Unsur-unsur yang bersifat rasional sangat dijunjung tinggi sebagai pembuktian
tentang hal tersebut sehingga dapat dikategorikannya ke dalam sebuah ilmu yang
bersifat ilmiah. Berbagai pendekatan dalam kajian dunia keilmuan merupakan hal
yang terpenting untuk memperkuat fakta dan data agar dapat dijadikan sesuatu
yang empiris berdasarkan rasionalitas manusia. Secara normatif, sesuatu
dikatakan sebagai ilmu dalam konteks sekarang salah satunya adalah memiliki
teori di dalamnya.
Teori
berfungsi sebagai pisau analisis dari sebuah keilmuan. Tingkat pengelompokan
teori-teori dalam keilmuan pada hakekat dan perkembangannya dibagi ke dalam
beberapa bagian sesuai dengan pendekatan-pendekatan keilmuan tersebut atau apa
yang disebut dengan disiplin ilmu.
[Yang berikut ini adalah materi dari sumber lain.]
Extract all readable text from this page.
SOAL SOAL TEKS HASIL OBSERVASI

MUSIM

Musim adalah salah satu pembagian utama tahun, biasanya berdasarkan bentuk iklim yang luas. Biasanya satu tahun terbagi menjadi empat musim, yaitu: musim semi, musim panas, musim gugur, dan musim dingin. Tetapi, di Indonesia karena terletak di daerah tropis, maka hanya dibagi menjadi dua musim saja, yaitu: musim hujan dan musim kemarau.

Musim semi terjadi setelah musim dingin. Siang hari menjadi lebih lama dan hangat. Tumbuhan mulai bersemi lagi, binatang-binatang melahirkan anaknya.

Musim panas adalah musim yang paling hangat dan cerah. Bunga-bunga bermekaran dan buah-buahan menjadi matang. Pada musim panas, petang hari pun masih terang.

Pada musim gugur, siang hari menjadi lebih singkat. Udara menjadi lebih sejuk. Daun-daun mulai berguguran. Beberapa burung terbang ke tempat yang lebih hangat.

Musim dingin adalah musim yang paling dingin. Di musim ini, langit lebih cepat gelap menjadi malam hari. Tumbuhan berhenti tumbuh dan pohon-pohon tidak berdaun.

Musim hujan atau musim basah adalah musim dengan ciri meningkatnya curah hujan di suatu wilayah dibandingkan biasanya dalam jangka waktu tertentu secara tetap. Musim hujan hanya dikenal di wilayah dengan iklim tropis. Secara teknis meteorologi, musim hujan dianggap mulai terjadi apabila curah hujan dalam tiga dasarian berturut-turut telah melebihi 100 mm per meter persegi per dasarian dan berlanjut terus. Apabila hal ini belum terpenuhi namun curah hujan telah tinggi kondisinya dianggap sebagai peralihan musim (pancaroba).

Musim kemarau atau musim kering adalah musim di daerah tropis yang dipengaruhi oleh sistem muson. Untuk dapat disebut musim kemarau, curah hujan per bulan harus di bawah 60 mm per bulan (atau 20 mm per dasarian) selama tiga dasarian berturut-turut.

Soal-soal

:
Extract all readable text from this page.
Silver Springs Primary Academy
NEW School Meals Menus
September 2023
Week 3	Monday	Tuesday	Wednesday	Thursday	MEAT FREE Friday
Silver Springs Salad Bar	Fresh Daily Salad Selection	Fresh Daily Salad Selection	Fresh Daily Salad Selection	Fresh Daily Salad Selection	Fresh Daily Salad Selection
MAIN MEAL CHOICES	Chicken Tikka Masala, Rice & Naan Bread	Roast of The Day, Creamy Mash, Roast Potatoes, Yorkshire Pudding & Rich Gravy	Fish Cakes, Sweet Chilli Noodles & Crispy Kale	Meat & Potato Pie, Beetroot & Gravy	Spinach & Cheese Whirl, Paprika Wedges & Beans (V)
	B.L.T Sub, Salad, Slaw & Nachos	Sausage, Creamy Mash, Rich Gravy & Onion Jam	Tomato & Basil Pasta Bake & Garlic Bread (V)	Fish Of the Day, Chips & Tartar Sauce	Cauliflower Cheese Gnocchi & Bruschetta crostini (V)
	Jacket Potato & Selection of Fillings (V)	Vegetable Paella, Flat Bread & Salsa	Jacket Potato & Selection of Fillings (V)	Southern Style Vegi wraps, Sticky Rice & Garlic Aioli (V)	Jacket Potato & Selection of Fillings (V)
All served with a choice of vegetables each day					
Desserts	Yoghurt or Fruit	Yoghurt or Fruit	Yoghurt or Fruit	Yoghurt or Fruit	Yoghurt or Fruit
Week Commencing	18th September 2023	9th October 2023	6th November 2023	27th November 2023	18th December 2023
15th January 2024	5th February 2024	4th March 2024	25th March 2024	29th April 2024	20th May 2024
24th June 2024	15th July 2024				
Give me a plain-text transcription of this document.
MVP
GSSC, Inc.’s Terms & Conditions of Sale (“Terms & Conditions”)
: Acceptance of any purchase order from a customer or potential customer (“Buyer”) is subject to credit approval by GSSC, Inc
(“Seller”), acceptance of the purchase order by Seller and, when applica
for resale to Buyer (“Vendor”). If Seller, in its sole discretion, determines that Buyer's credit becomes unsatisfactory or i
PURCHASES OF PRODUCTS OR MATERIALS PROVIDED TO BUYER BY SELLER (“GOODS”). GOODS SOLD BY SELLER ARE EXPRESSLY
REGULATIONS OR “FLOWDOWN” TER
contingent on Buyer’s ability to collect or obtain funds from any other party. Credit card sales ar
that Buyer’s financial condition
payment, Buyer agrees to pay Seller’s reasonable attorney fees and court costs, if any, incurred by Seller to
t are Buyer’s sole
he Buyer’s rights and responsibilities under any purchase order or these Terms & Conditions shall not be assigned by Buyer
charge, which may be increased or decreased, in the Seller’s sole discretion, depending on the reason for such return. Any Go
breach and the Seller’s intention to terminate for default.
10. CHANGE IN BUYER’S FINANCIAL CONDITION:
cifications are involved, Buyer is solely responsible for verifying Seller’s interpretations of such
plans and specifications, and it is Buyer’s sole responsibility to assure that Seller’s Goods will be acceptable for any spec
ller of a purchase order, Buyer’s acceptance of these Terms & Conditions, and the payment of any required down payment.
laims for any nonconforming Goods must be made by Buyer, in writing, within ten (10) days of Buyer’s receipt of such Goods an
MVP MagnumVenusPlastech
Dalam ilmu sosial terdapat beberapa kajian
keilmuan, Menurut Dahrendorf ruang lingkup ilmu sosial melingkupi kajian
sosiologi, ekonomi, politik, psikologi dan sejarah, walaupun ilmu sejarah masih
dalam perdebatan statusnya antara ilmu sosial atau humaniora.
Salah
satu teori yang lazim digunakan dalam pendekatan ilmu sosial adalah teori
konflik, teori komunikasi politik, interaksionisme simbolik, strukturalisme
fungsional dan lain-lain. Bahkan pada teori yang sama terdapat beberapa
penafsiran dari berbagai tokoh atau ilmuwan sehingga hasil kajiannya-pun yang
dituangkan lewat pemikirannya mengalami perbedaan walaupun secara subtantifnya
sama. Bertolak dari sikap tersebut, penulis akan mencoba melakukan penelitian
mengenai teori fungsionalisme struktural yang dituangkan oleh seorang ahli
sosiolog “Talcott Parsons”.
Sketsa
Biografi Talcott Parsons
Talcot
Parsons lahir di Colorado Spring, Amerika Serikat tahun
1902. Ia lahir dalam keluarga yang religious dan intelektual,
terbukti dengan kedudukan dan status ayahnya yang merupakan seorang pendeta
sekaligus rektor dari sebuah perguruan tinggi di Amerika Serikat. Parsons
mendapat gelar sarjana dari Universitas Amherst tahun 1924 dan menyiapkan
disertasinya di London School of Economics. Pada tahun 1927, Parsons
mengajar di Harvard sampai akhir hayatnya tahun 1979, meskipun ia berganti
jurusan hingga beberapa kali.
Karir
Parsons tak begitu cepat sebagai seorang akademisi, dalam beberapa tahun sejak
ia menjadi pengajar di Harvard pada tahun 1927 sampai tahun 1939 meskipun dua
tahun sebelumnya Parsons telah menerbitkan karya ilmiah The Structure of
Social Action, dalam menulis karyanya ini pemikiran Parsons sangat
dipengaruhi oleh ilmuwan sosiolog sebelumnya seperti Max Weber. Akan tetapi
dalam karyanya ini, ia juga meletakan landasan bagi teori yang dikembangkannya.
Sesudah
itu karir Parsons mengalami perubahan yang sangat maju, ia menjabat sebagai
ketua jurusan sosiologi di Harvard pada tahun 1944 dan dua tahun kemudian ia
mendirikan Departemen Hubungan Sosial, sebuah lembaga yang anggotanya tidak
hanya teridiri dari para sosiolog melainkan para ilmuwan-ilmuwan sosial
lainnya. Dekade 1940-an merupakan masa keemasan bagi Parsons pasalnya selain ia
menjadi ketua jurusan sosiologi di Harvard tahun 1944, ia juga terpilih menjadi
Presiden The American Sosiological Association pada tahun 1949.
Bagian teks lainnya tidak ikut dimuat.